Er zijn geluiden te horen dat sommige eigenwoningbezitters wellicht niet zoveel last hebben (gehad) van de verhoging door de aftrek geen of geringe eigenwoningschuld (de Wet Hillen: art. 3.123a Wet IB 2001). Vanaf 2019 wordt deze aftrek evenwel uitgefaseerd. Ook de hypotheekrenteaftrek is stevig aan banden gelegd en heeft niet het eeuwige leven. De discussie over de al dan niet aanvaardbaarheid van de villabelasting moet niet met de Hillen-aftrek worden vertroebeld, mede vanwege de eindigheid van deze aftrek door de afbouw van de regeling.

Het pijnpunt bij de villabelasting is dat – evenals bij de forfaitaire box 3-heffing – geen rekening wordt gehouden met het daadwerkelijk (behaalde) rendement van de belastingplichtige. De sprong van 0,35% naar 2,35% is bovendien te groot en de (vermeende) aansluiting bij de forfaitaire heffing in box 3 doet de zaak ook geen goed, want die is nu juist al twee keer afgeschoten door de Hoge Raad.6

Inmiddels is de eerste uitspraak van de lagere rechter daar. Rechtbank Noord-Holland oordeelt dat de villabelasting op stelselniveau niet in strijd is met art. 1 EP EVRM en ook dat geen sprake is van strijd met het in art. 14 EVRM neergelegde gelijkheidsbeginsel.7 De rechtbank gaat voorbij aan de hiervoor geschetste bezwaren. Dus een voorlopige ‘1-0’ voor de wetgever en de Belastingdienst.

Dat de gehele eigenwoningregeling een samenraapsel is van opportunistische en complexe regels (zoals de bijna onuitvoerbare bijleenregeling), is geen reden om het rumoer rondom de villabelasting niet serieus te nemen. Integendeel, dit moet de wetgever juist aansporen om meteen in te grijpen. Door ook hier weer eigenwijs en halsstarrig de kop in het zand te steken, gaat het EVRM-probleem niet weg. Er zijn al handreikingen gedaan voor (snelle) aanpassingen die de regeling meer EVRM-proof moeten maken.8 Luister daar naar.

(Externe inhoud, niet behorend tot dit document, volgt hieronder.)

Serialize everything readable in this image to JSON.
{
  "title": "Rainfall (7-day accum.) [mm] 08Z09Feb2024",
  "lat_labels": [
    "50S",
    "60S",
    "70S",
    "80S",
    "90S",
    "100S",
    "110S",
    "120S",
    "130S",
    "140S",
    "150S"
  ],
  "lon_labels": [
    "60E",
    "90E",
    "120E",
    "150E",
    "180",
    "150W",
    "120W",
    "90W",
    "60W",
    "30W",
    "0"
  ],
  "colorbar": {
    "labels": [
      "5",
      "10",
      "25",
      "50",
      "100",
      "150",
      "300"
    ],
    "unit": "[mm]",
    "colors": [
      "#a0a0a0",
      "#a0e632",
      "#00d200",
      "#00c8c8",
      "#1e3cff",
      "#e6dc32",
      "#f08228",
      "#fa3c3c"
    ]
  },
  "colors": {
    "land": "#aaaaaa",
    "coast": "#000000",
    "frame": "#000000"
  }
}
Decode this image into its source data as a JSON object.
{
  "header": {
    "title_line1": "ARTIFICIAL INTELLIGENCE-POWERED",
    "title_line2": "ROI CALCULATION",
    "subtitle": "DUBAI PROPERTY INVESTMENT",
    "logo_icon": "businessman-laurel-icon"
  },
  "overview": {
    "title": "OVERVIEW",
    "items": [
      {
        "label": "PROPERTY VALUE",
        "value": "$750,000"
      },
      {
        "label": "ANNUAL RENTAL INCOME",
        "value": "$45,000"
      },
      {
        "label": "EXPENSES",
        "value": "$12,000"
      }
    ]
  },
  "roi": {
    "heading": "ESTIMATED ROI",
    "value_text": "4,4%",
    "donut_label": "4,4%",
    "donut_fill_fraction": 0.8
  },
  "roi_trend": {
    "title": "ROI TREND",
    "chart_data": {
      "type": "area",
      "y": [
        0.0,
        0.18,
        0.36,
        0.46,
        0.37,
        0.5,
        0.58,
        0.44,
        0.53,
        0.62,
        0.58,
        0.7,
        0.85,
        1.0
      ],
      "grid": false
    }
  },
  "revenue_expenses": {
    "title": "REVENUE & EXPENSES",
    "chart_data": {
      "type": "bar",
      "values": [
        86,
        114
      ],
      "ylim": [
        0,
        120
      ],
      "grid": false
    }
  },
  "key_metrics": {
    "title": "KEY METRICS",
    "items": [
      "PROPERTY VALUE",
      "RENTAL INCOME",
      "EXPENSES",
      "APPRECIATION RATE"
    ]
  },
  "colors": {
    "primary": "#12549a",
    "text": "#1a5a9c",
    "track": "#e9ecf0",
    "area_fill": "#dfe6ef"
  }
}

Wet excessief lenen bij eigen vennootschap

Ik heb voorafgaand aan de invoering van deze wet al herhaalde malen de aandacht gevraagd voor de rammelende motivering van en de systematische weeffouten in deze regeling. Dit leidde mij toen al tot de volgende waarschuwing: ‘Men kan niet zomaar met ficties – schijnbaar achteloos – inbreuk maken op fundamenten van de inkomstenbelasting. Een van die fundamenten is dat het genoten inkomen wordt belast bij degene die dit geniet. In het wetsvoorstel wordt hierop een inbreuk gemaakt.’9

De regeling houdt op hoofdlijnen het volgende in. Op grond van een fictie wordt vanaf 2023 een lening van een vennootschap aan de aanmerkelijkbelanghouder (ab-houder) belast in box 2 als fictief regulier voordeel voor zover de totale schuld meer bedraagt dan het maximum. Ook schulden van bepaalde verbonden personen tellen hierbij mee. De peildatum is 31 december van het betreffende kalenderjaar. Het maximum bedroeg in 2023 nog € 700.000 (art. 4.14a lid 1 en lid 2 Wet IB 2001). Het maximum is vanaf 2024 € 500.000 als gevolg van het amendement Grinwis c.s. op het Belastingplan 2024.10 De reden voor de verlaging van het maximum was de dekking van het niet afschaffen van de giftenaftrek in de vennootschapsbelasting. Puur budgettaire handjeklap, waarmee nog maar weer eens wordt aangetoond dat het maximum een arbitrair bedrag is.11

De regeling is een opeenstapeling van ficties.12 Een schuld wordt voor het bovenmatige deel bij wege van fictie een regulier voordeel. Vervolgens wordt het voordeel fictief gesteld op 100% voor zover het maximum is overschreden. Hierbij wordt de schuld gesteld op de nominale waarde en niet op de waarde in het economische verkeer. Het genietingsmoment wordt fictief gesteld op 31 december van het kalenderjaar, ongeacht wanneer de schuld is ontstaan. Voorts worden schulden van verbonden personen (die het maximum overschrijden) ook aangemerkt als schulden van de belastingplichtige. En last but not least zijn er weer ficties om een fictief negatief regulier voordeel te kunnen construeren bij aflossing van de bovenmatige schuld.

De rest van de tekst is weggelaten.